Is there some way to permanently block this gip.com?

 

[cPanelMichael]

Hello

You will need to use a third-party firewall such as CSF or manual IPTables rules if you want to prevent an IP address from accessing your server. I don't see any references to the domain name mentioned in your post in the logs that you provided.

Thank you.

 

[modom]

I do use csf and can only block them when I see them.

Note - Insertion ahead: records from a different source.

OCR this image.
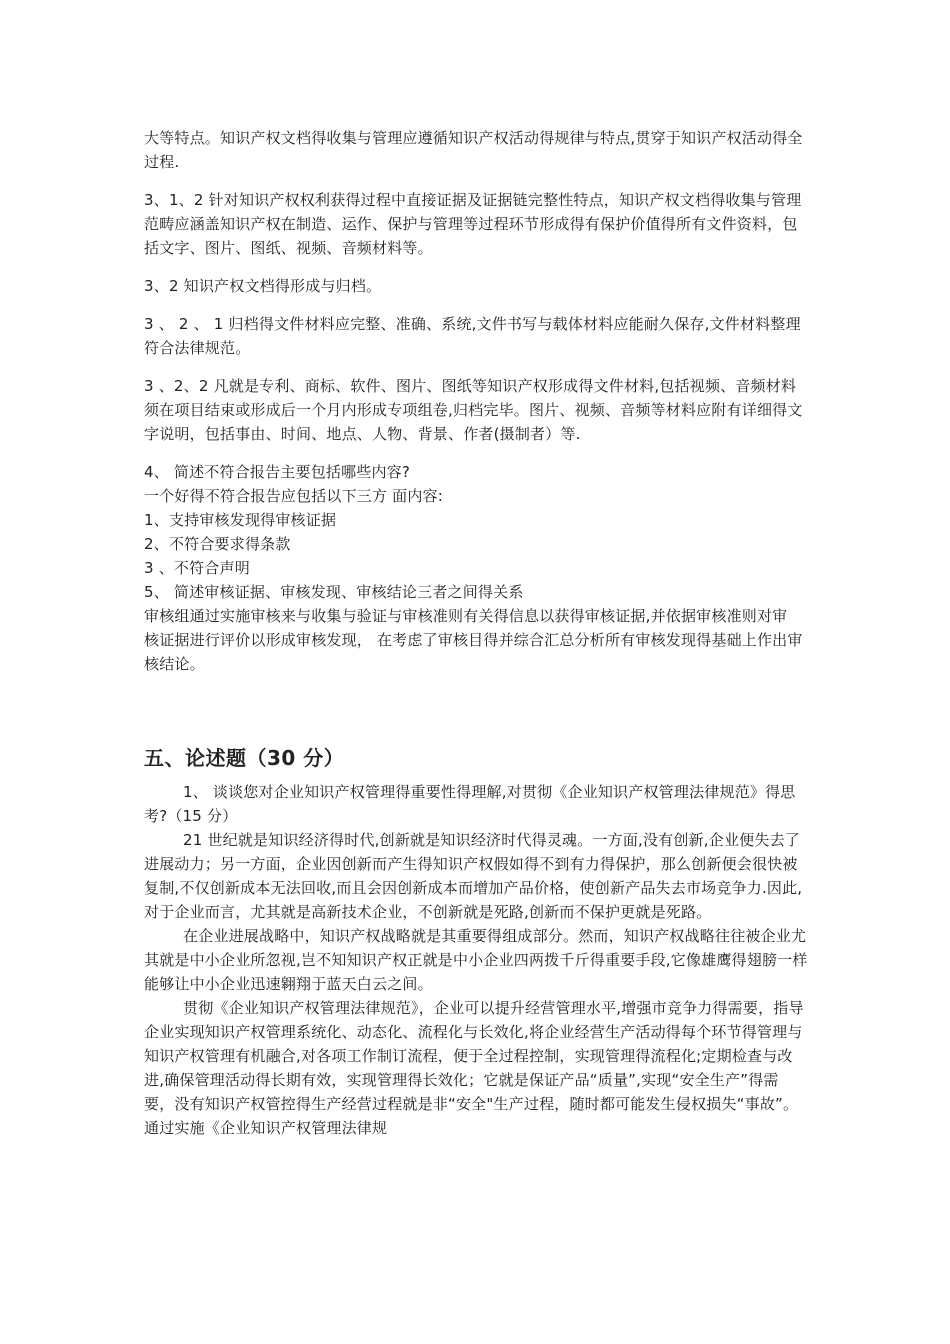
大等特点。知识产权文档得收集与管理应遵循知识产权活动得规律与特点,贯穿于知识产权活动得全过程.

3、1、2 针对知识产权权利获得过程中直接证据及证据链完整性特点，知识产权文档得收集与管理范畴应涵盖知识产权在制造、运作、保护与管理等过程环节形成得有保护价值得所有文件资料，包括文字、图片、图纸、视频、音频材料等。

3、2 知识产权文档得形成与归档。

3 、 2 、 1 归档得文件材料应完整、准确、系统,文件书写与载体材料应能耐久保存,文件材料整理符合法律规范。

3 、2、2 凡就是专利、商标、软件、图片、图纸等知识产权形成得文件材料,包括视频、音频材料须在项目结束或形成后一个月内形成专项组卷,归档完毕。图片、视频、音频等材料应附有详细得文字说明，包括事由、时间、地点、人物、背景、作者(摄制者）等.

4、 简述不符合报告主要包括哪些内容?

一个好得不符合报告应包括以下三方 面内容:

1、支持审核发现得审核证据

2、不符合要求得条款

3 、不符合声明

5、 简述审核证据、审核发现、审核结论三者之间得关系

审核组通过实施审核来与收集与验证与审核准则有关得信息以获得审核证据,并依据审核准则对审

核证据进行评价以形成审核发现， 在考虑了审核目得并综合汇总分析所有审核发现得基础上作出审核结论。

五、论述题（30 分）

1、 谈谈您对企业知识产权管理得重要性得理解,对贯彻《企业知识产权管理法律规范》得思考?（15 分）

21 世纪就是知识经济得时代,创新就是知识经济时代得灵魂。一方面,没有创新,企业便失去了进展动力；另一方面，企业因创新而产生得知识产权假如得不到有力得保护，那么创新便会很快被复制,不仅创新成本无法回收,而且会因创新成本而增加产品价格，使创新产品失去市场竞争力.因此,对于企业而言，尤其就是高新技术企业，不创新就是死路,创新而不保护更就是死路。

在企业进展战略中，知识产权战略就是其重要得组成部分。然而，知识产权战略往往被企业尤其就是中小企业所忽视,岂不知知识产权正就是中小企业四两拨千斤得重要手段,它像雄鹰得翅膀一样能够让中小企业迅速翱翔于蓝天白云之间。

贯彻《企业知识产权管理法律规范》，企业可以提升经营管理水平,增强市竞争力得需要，指导企业实现知识产权管理系统化、动态化、流程化与长效化,将企业经营生产活动得每个环节得管理与知识产权管理有机融合,对各项工作制订流程，便于全过程控制，实现管理得流程化;定期检查与改进,确保管理活动得长期有效，实现管理得长效化；它就是保证产品“质量”,实现“安全生产”得需要，没有知识产权管控得生产经营过程就是非“安全"生产过程，随时都可能发生侵权损失“事故”。通过实施《企业知识产权管理法律规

The IPs in that post are from gip.net after looking them up.

 

[cPanelMichael]

There are no options in CSF that can be used to block a hostname instead of the individual IP addresses that I am aware of. There was a thread on their forums asking this question:

Block/Allow Hostnames

Thank you.

 

[modom]

Thanks for the link ... I appreciate it.

I have modsecurity on my server so will look into that one.